我们先考虑一条指令和当前 hart 的情况。

拥有 L1 icache 和 dcache 的硬件实现场景

我们首先讨论拥有 L1 icache 和 dcache 的硬件实现场景。需要注意，memory write 只和 dcache 以及 memory 交互，dcache 支持 cache read 和 cache write；instruction fetch 只和 icache 以及 memory 交互，icache 只支持 cache read。

Memory write
- Cache miss
  
  被写指令对应的 cache line 大概率不在 dcache 里，store 指令大概率会 cache miss。
  - No-write-allocate
    
    如果 dcache 是 no-write-allocate，那么被写指令对应的 cache line 不会从 memory 被加载到 dcache 中，新指令内容会直接写到 memory 中。
  - Write-allocate
    
    如果 dcache 是 write-allocate，那么先把被写指令对应的 cache line 从 memory 加载到 dcache 中，新指令内容写到 cache line 中。
    - Write-through
      
      如果 dcache 是 write-through，那么每次 cache write 都会更新 memory。新指令内容会被写到 memory 中。
    - Write-back
      
      如果 dcache 是 write-back，那么只有当 cache line 被 evict（cache line 已经 dirty）的时候，才更新 memory，新指令内容才会被写到 memory 中。
- Cache hit
  
  如果被写指令对应的 cache line 在 dcache 里，store 指令会 cache hit，新指令内容会被写到 cache line 中。
  - Write-through
    
    如果 dcache 是 write-through，那么每次 cache write 都会更新 memory。新指令内容会被写到 memory 中。
  - Write-back
    
    如果 dcache 是 write-back，那么只有当 cache line 被 evict（cache line 已经 dirty）的时候，才更新 memory，新指令内容才会被写到 memory 中。
- 总结
  
  总结来说，在 store 指令执行之后，memory 中被写指令地址中的指令内容更新时间不确定。
Instruction fetch

instruction fetch 指 store 指令更改被写指令之后，hart 第一次 fetch 被写指令。
- Cache miss
  
  store 指令执行后，hart 第一次 fetch 被写指令时，如果对应的 cache line 不在 icache 中（被写指令是 cache line 开头），那么去 memory 中取来放进 icache 中。
  
  因为 memory 中被写指令地址中的指令内容更新时间不确定，所以 memory 取来放入 icache 的可能是新指令，可能是旧指令。
  
  最后 fetch 的可能是新指令，也可能是旧指令。
- Cache hit
  
  store 指令执行后，hart 第一次 fetch 被写指令时，如果对应的 cache line 在 icache 中，那么 hart 直接从 icache 中 fetch 指令。
  
  这个 cache line 肯定是因为其他指令或者被写指令 fetch cache miss，从 memory 中取来的放入 icache 的。
  - cache line load 发生在 store 指令之前（store 对 memory 的改变一定不会影响 icache）
    
    比如下面这个例子，有两个 cache line。
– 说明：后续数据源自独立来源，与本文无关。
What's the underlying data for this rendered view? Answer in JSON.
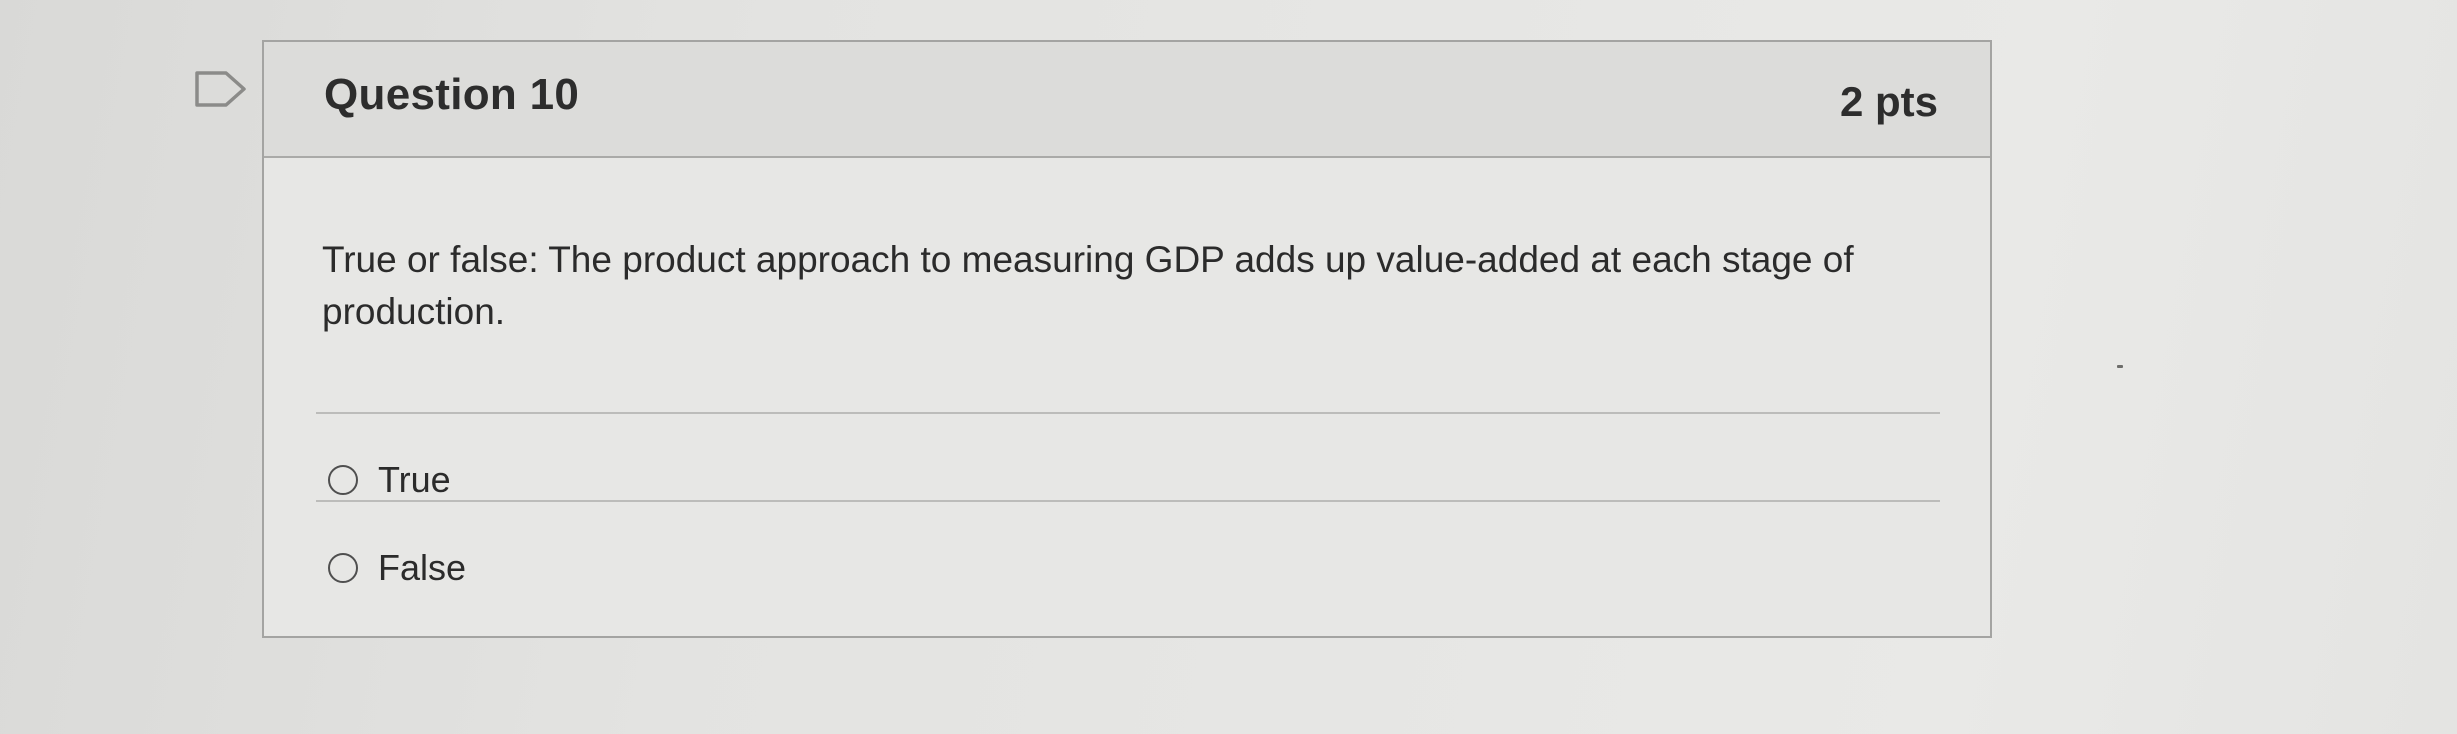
{
  "question": {
    "title": "Question 10",
    "points": "2 pts",
    "text": "True or false: The product approach to measuring GDP adds up value-added at each stage of production.",
    "answers": [
      {
        "label": "True",
        "selected": false
      },
      {
        "label": "False",
        "selected": false
      }
    ]
  },
  "icons": {
    "flag": "flag-question-icon",
    "radio": "radio-button-icon"
  },
  "colors": {
    "background": "#e6e6e4",
    "header_background": "#dcdcda",
    "border": "#a4a4a2",
    "text": "#2b2b2b"
  }
}
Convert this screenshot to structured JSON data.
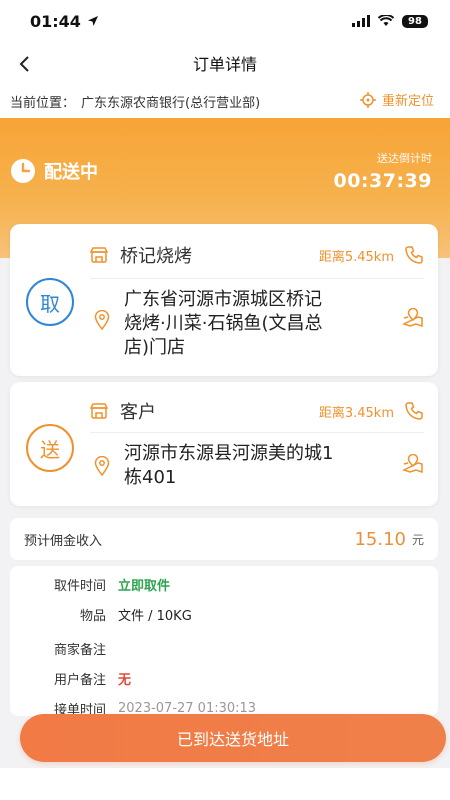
{
  "status_bar": {
    "time": "01:44",
    "battery": "98"
  },
  "nav": {
    "title": "订单详情"
  },
  "location": {
    "label": "当前位置：",
    "value": "广东东源农商银行(总行营业部)",
    "relocate_label": "重新定位"
  },
  "order_status": {
    "label": "配送中",
    "countdown_label": "送达倒计时",
    "countdown_value": "00:37:39"
  },
  "pickup": {
    "badge": "取",
    "name": "桥记烧烤",
    "distance": "距离5.45km",
    "address_line1": "广东省河源市源城区桥记",
    "address_line2": "烧烤·川菜·石锅鱼(文昌总",
    "address_line3": "店)门店"
  },
  "delivery": {
    "badge": "送",
    "name": "客户",
    "distance": "距离3.45km",
    "address_line1": "河源市东源县河源美的城1",
    "address_line2": "栋401"
  },
  "income": {
    "label": "预计佣金收入",
    "amount": "15.10",
    "unit": "元"
  },
  "details": {
    "pickup_time_label": "取件时间",
    "pickup_time_value": "立即取件",
    "goods_label": "物品",
    "goods_value": "文件 / 10KG",
    "merchant_note_label": "商家备注",
    "merchant_note_value": "",
    "user_note_label": "用户备注",
    "user_note_value": "无",
    "accept_time_label": "接单时间",
    "accept_time_value": "2023-07-27 01:30:13"
  },
  "action": {
    "label": "已到达送货地址"
  },
  "colors": {
    "accent": "#f0922c",
    "button": "#f17a45",
    "green": "#2ea44f",
    "red": "#e04b3a",
    "pickup_blue": "#2f86d8"
  }
}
store 指令执行完以后，memory 中被写指令地址中的指令内容更新时间不确定。
    
    但是 memory 中 insn 的内容变化一定不会进入 icache，因为 cache line n 已经在 icache 中。
    
    store 后第一次 fetch insn，肯定是旧指令。如果 store 后想要 fetch 新指令，在 fetch insn 之前，第一，cache line n 必须先被 evict，然后再次从 memory load；第二，memory 中 insn 的内容一定要是新指令。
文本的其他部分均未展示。